- Born: 24 June 2002 (age 23) Warsaw
- Citizenship: Polish
- Occupation: pianist

= Jan Widlarz =

Polish pianist (born 2002)

Jan Widlarz (born 24 June 2002) is a Polish pianist.

== Biography ==
He comes from a musical family; his mother took up a job as a music teacher. He studied at the Karol Szymanowski State Music School Complex No. 4 in Warsaw under the supervision of Irina Rumiancewa-Dabrowski. He then began his studies at the Feliks Nowowiejski Music Academy in Bydgoszcz under the supervision of Katarzyna Popowa-Zydroń and Paweł Wakarecy.

As a soloist, he played with the Polish Radio Symphony Orchestra and the Świętokrzyska Philharmonic Orchestra. He has given concerts, among others, at the birthplace of Frédéric Chopin in Żelazowa Wola, the Fryderyk Chopin Museum in Warsaw, the Polish National Radio Symphony Orchestra in Katowice and in Hokkaido.

He received 2nd place in the International Béla Bartók Piano Competition (2010), 1st place in the Warsaw Piano Competition (2011), 1st place in the “Master of the Keyboard” Competition in Warsaw (2011), 1st place in the Bach Competition in Warsaw (2012), 3rd place in the National CEA Auditions (2013), 1st place in the International Janina Garścia Competition in Stalowa Wola (2014), 1st place in the “From Bach to Szymanowski” Competition in Warsaw (2015).

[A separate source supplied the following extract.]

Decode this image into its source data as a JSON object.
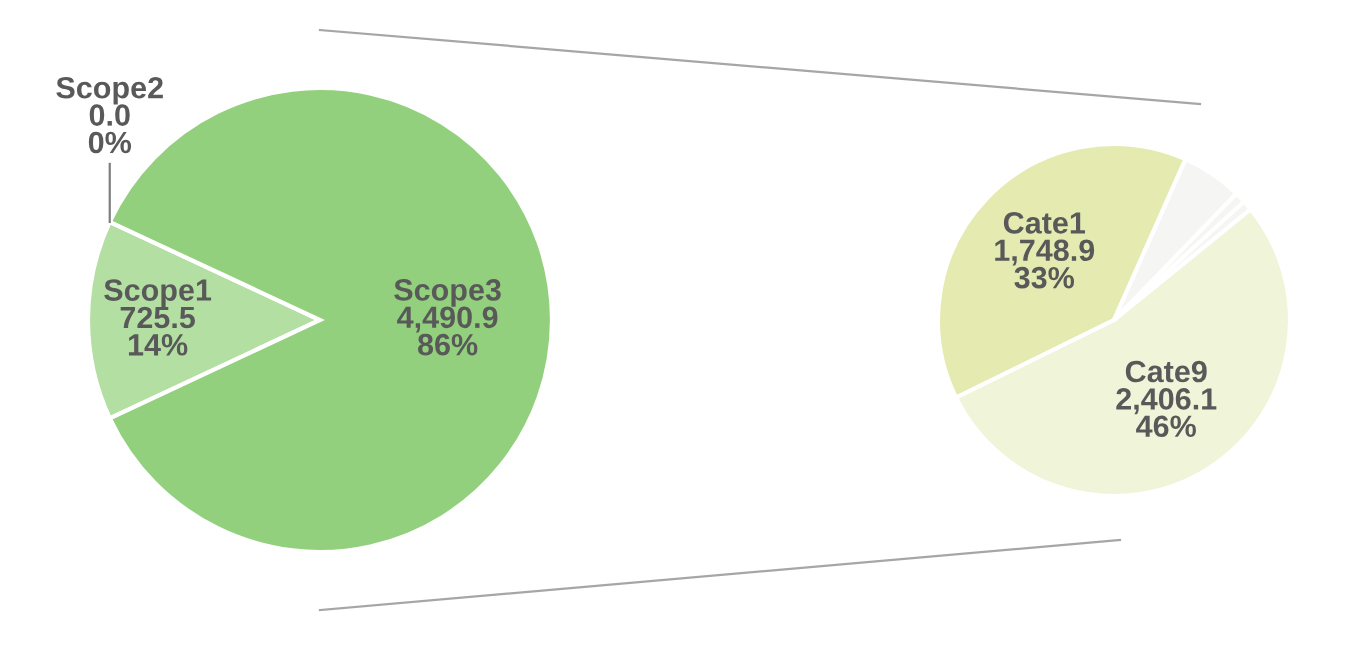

He received 2nd prize in the Roma International Piano Competition (2016), 3rd prize in the "Master of the Keyboard" Competition in Warsaw (2017), 3rd prize in the M. Moszkowski International Competition in Kielce (2017), 3rd prize in the International Piano Competition in Augustów (2018), 1st prize of the K. and A. Szafranek National Forum of Young Instrumentalists in Rybnik (2018), 3rd prize in the J. Brahms International Chamber Music Competition in Gdańsk and Second Prize and the Award of the Rector of the Academy of Music in Łódź for the best performance of a classical sonata at the Władysław Kędra National Piano Competition in Łódź (2018). In 2018 he received the scholarship of the Minister of Culture and Art. In 2024 he was a finalist at the 12th Hamatsu International Piano Competition.

In 2024 he received medal of honor at the 69th Maria Canals International Music Competition in Barcelona. In 2025 he participated in the XIX International Chopin Piano Competition, in which he performed on 3 October 2025.